Барон Шлеве был вне себя от гнева и досады. Мало того, что он оказался в руках своих заклятых врагов; пленница монастыря кармелиток, которая должна была навеки исчезнуть в потайном каменном подземелье, оказалась на свободе. Правда, она без сознания, очень истощена и ослаблена болезнью, и есть надежда, что князю не удастся спасти ее…

Изворотливый ум барона искал способы освободиться, но тщетно — Сандок стерег каждое его движение зоркими глазами аргуса. Боялся Шлеве и мести князя Монте-Веро, но Эбергард в эти минуты меньше всего думал о злодее бароне.

На земле, на разостланном плаще лежала его возлюбленная дочь, его Маргарита, которую он столько лет искал. Она была без сознания и дышала так слабо, как новорожденный младенец; бледное лицо ее, до предела изможденное, выражало глубокую скорбь и все-таки было прекрасно. Длинные темные ресницы оттеняли закрытые глаза, белокурые волосы рассыпались по плечам; до крайности изношенное платье свидетельствовало о нищете, которую она должна была терпеть.

Князь горестно склонился над ней и не мог вымолвить ни слова…

Мартин побежал в лес, где находился ручеек, принес свежей воды и смочил ею лоб и губы Маргариты.

Эбергард, не хотел просить помощи в монастыре, боясь, чтобы там не влили в лекарство какого-нибудь яда. Лечение придется отложить до возвращения в Париж, а пока что рассчитывать надо только на свои силы и на Божий промысел.

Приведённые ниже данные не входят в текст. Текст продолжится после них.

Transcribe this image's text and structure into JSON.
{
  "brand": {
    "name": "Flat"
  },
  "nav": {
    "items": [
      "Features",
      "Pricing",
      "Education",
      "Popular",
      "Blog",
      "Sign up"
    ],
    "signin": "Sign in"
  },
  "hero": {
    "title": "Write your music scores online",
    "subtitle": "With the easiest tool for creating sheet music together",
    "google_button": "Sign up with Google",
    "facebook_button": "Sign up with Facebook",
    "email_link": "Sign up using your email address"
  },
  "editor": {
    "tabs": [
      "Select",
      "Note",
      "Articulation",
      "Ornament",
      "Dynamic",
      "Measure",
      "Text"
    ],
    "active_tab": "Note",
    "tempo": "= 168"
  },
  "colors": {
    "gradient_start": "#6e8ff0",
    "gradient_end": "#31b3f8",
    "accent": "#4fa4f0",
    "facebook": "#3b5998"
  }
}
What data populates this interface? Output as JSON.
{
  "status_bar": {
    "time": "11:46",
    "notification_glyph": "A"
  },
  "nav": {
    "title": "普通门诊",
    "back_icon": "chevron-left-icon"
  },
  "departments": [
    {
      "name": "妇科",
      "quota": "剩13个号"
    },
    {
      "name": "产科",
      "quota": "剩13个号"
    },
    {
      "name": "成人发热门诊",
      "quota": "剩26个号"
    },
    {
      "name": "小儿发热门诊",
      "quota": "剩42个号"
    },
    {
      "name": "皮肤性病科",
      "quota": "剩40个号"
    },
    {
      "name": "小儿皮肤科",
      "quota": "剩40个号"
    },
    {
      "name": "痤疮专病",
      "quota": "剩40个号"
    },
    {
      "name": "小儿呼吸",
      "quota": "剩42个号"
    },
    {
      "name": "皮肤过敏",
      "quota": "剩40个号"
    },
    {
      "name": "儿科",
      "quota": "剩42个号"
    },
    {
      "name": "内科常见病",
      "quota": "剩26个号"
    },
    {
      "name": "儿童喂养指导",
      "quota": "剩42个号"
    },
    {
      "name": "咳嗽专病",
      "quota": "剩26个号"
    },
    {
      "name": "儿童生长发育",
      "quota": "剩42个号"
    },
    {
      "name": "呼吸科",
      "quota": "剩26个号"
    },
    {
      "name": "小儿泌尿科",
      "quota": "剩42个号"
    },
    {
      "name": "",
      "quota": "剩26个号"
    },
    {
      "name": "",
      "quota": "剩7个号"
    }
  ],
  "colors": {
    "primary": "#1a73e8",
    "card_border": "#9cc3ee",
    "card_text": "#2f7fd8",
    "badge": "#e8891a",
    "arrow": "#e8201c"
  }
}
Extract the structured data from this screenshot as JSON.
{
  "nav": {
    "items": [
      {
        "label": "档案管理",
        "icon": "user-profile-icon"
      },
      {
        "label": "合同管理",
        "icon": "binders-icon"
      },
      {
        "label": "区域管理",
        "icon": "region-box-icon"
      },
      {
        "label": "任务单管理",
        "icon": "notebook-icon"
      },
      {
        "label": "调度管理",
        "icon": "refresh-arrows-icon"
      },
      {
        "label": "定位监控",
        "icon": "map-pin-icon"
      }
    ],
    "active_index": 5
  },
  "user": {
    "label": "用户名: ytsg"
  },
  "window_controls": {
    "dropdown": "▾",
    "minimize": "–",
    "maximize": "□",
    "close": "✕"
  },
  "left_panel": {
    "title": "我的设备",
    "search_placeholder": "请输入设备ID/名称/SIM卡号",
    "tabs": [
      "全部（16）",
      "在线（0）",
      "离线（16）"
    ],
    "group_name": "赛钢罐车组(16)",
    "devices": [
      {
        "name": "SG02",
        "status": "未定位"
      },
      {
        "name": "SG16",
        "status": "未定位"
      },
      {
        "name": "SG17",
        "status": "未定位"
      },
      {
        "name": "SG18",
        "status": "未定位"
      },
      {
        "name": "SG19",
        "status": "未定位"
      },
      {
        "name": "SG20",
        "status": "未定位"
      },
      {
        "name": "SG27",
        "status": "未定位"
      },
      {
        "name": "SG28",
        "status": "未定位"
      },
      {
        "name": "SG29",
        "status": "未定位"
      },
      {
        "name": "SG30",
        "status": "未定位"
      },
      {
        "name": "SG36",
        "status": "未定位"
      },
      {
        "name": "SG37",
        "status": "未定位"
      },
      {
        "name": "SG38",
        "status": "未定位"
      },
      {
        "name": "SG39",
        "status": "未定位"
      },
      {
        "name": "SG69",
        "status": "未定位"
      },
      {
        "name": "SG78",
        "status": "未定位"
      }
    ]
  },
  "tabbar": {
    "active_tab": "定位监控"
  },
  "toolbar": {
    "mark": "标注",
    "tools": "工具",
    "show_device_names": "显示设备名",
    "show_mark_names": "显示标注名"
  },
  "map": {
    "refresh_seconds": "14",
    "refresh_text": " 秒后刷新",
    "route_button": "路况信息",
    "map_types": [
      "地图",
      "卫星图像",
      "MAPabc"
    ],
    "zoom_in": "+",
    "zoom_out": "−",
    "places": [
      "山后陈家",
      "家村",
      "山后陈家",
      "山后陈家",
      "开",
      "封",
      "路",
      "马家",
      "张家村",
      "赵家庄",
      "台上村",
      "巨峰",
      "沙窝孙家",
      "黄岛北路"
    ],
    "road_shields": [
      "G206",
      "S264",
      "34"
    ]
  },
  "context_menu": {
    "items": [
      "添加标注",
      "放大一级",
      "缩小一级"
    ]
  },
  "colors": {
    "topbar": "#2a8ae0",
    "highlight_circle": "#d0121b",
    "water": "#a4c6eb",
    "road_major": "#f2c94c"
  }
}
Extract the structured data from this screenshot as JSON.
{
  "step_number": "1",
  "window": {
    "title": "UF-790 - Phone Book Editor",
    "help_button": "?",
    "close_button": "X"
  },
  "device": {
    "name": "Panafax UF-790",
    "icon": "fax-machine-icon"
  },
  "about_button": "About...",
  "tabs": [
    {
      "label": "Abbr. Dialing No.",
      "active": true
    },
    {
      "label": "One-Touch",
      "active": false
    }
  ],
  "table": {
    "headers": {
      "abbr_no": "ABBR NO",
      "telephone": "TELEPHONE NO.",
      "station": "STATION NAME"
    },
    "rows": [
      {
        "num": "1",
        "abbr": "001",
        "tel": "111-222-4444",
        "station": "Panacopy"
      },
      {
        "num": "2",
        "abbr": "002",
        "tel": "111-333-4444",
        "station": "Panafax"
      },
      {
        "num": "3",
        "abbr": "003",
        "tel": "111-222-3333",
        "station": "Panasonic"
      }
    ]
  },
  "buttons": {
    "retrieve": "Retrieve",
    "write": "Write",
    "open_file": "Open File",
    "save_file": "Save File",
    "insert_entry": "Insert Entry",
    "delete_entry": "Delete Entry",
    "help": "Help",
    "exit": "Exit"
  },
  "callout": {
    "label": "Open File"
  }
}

Мартин снова отправился в лес за водой, на этот раз он прихватил с собой кружку, а князь все всматривался в бледное и бесконечно родное лицо дочери. Все страдания, которые довелось ей испытать, наложили свой отпечаток, но чем больше всматривался Эбергард — с радостью и горем, страхом и надеждой,— тем явственней находил на лице дочери следы раскаяния.

— Бедная, бедная моя девочка! — шептал он.— Ты искупила свой невольный грех перед Богом и людьми, Бог простил тебя и даровал тебе свободу, а я, твой отец, тем более прощаю тебя, дитя мое! Что бы ни случилось в дальнейшем, о чем бы ты мне ни поведала, клянусь, ты не услышишь от меня ни слова упрека, не увидишь ни одного недовольного взгляда. Только бы спасти тебе жизнь, только бы увезти с собой в далекую благодатную страну!

А пока что тебе надо собрать остатки сил и перенести неудобства путешествия в Париж. Я на руках понес бы тебя туда! Все лучшие врачи Франции соберутся у твоей постели и с Божьей помощью поставят тебя на ноги. Я буду беречь и охранять тебя, я приложу все силы, чтобы сделать тебя счастливой! Лишь бы только небо смилостивилось надо мной и даровало мне дочь, которую я столько искал, не мертвой, а живой!

Маргарита, девочка моя! Впереди у нас только светлая, безбедная жизнь! Нас ждет Монте-Веро, поспешим туда! Там тебя будут приветствовать радостными песнями, дорогу твою усыплют цветами, там, на благодатной земле, под щедрым южным солнцем, окончательно выздоровеют и душа твоя, и тело…

Появился Мартин с водой. Любящий отец снова смочил лоб и губы страдалицы, и — о радость; — она открыла глаза.

Взгляд ее был мутен, вряд ли она понимала, где находится и кто с ней, но главное — она возвращалась к жизни!

— Маргарита, дочь моя! — воскликнул Эбергард, стоя перед ней на коленях.— Взгляни на меня, это я, твой отец! После всех страданий я наконец нашел тебя и открываю тебе свои объятья, чтобы навсегда избавить от бедствий и нужды!

На глаза старого благородного Мартина навернулись слезы, и он деликатно отвернулся.

Маргарита как будто услышала и поняла князя, Она протянула к нему руки, на устах ее появилась слабая улыбка радости; она поднесла руку отца к своим губам, чтобы запечатлеть на ней первый поцелуй благодарности за свое спасение.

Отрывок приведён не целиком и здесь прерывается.